OSLO, Feb 20 (Reuters) - Norwegian state-owned utility Statkraft said it may have to put on hold some planned investments if the tax office goes ahead with a 4 billion crown ($511 million) claim for unaccounted taxes.
Statkraft said previously that it received a preliminary claim from the Norwegian tax office in October for unpaid taxes relating to the capital structure of its now closed Belgian unit Statkraft Treasury Centre SA (STC).
If the tax office formalises the claim, Statkraft would have to pay the amount immediately, meaning it would lose about a third of its record 2017 available cash, earned by selling all its offshore wind assets.

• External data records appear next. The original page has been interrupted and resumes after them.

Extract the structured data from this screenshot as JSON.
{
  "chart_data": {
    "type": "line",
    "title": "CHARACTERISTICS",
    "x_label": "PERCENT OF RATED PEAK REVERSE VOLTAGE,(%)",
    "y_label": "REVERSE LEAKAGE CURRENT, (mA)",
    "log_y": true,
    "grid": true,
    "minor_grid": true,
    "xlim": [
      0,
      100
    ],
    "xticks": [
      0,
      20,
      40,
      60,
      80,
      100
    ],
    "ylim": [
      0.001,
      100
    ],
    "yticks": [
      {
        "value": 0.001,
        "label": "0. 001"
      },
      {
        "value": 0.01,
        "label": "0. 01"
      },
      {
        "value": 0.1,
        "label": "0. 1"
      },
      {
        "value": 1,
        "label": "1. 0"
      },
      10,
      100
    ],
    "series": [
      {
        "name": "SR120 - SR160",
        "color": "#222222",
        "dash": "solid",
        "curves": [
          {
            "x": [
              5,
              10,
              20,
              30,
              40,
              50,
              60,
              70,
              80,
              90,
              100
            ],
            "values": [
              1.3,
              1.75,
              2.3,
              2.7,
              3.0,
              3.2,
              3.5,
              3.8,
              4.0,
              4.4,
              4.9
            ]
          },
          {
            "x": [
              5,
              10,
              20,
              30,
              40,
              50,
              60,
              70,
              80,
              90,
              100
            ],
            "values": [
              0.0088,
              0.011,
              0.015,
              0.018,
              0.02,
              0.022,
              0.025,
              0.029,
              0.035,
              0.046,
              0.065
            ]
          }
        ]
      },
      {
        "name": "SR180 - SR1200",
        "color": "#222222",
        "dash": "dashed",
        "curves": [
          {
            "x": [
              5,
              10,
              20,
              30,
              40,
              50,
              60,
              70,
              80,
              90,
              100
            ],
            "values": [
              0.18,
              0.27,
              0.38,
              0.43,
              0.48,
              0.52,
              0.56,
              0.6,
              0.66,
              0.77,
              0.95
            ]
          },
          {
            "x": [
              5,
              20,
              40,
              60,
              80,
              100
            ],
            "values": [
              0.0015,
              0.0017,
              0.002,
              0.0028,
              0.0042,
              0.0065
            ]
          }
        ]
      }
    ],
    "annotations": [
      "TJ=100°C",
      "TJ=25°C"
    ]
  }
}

“Statkraft strongly disagrees that there is a legal basis for any reassessment ... A possible tax claim could affect Statkraft’s future financial capacity,” Statkraft spokesman Lars Magnus Gunther said on Tuesday, when asked about the possible consequences to investments of the tax claim.
“There is no formal decision yet ... (but) it will be possible to take it to court if necessary,” he added.
The utility last week reported record high cash and cash equivalents of 14.2 billion crowns, as of the end of its 2017 fiscal year, most of it intended to fund planned investments in onshore renewable energy projects.
Gunther said the company had no indication of when the tax authorities would make a final decision and had not made any relevant provisions in its balance sheet.
The Norwegian tax office found the company was not compliant with the “arm’s length principle,” Statkraft said its 2017 annual results statement.
The tax reassessment regards STC’s income tax returns for the fiscal years 2008-2014 and the total financial exposure until 2017 is seen at 4 billion Norwegian crowns, the firm calculated.
Norway’s tax authority declined to comment on Statkraft’s case. Speaking generally, it said that any company that receives a tax claim has to pay the full tax immediately.
“Such claims must be paid immediately (irrespective of any ongoing appeals, litigation, etc. in relation to the tax claim),” Astrid Dugstad Tveter, head of corporate law at Norway’s tax office, told Reuters in an email.
The arm’s length principle applies to transactions between related parties. It states that the amount charged by one related party to another for a given product must be the same as if the parties were not related, said Tveter.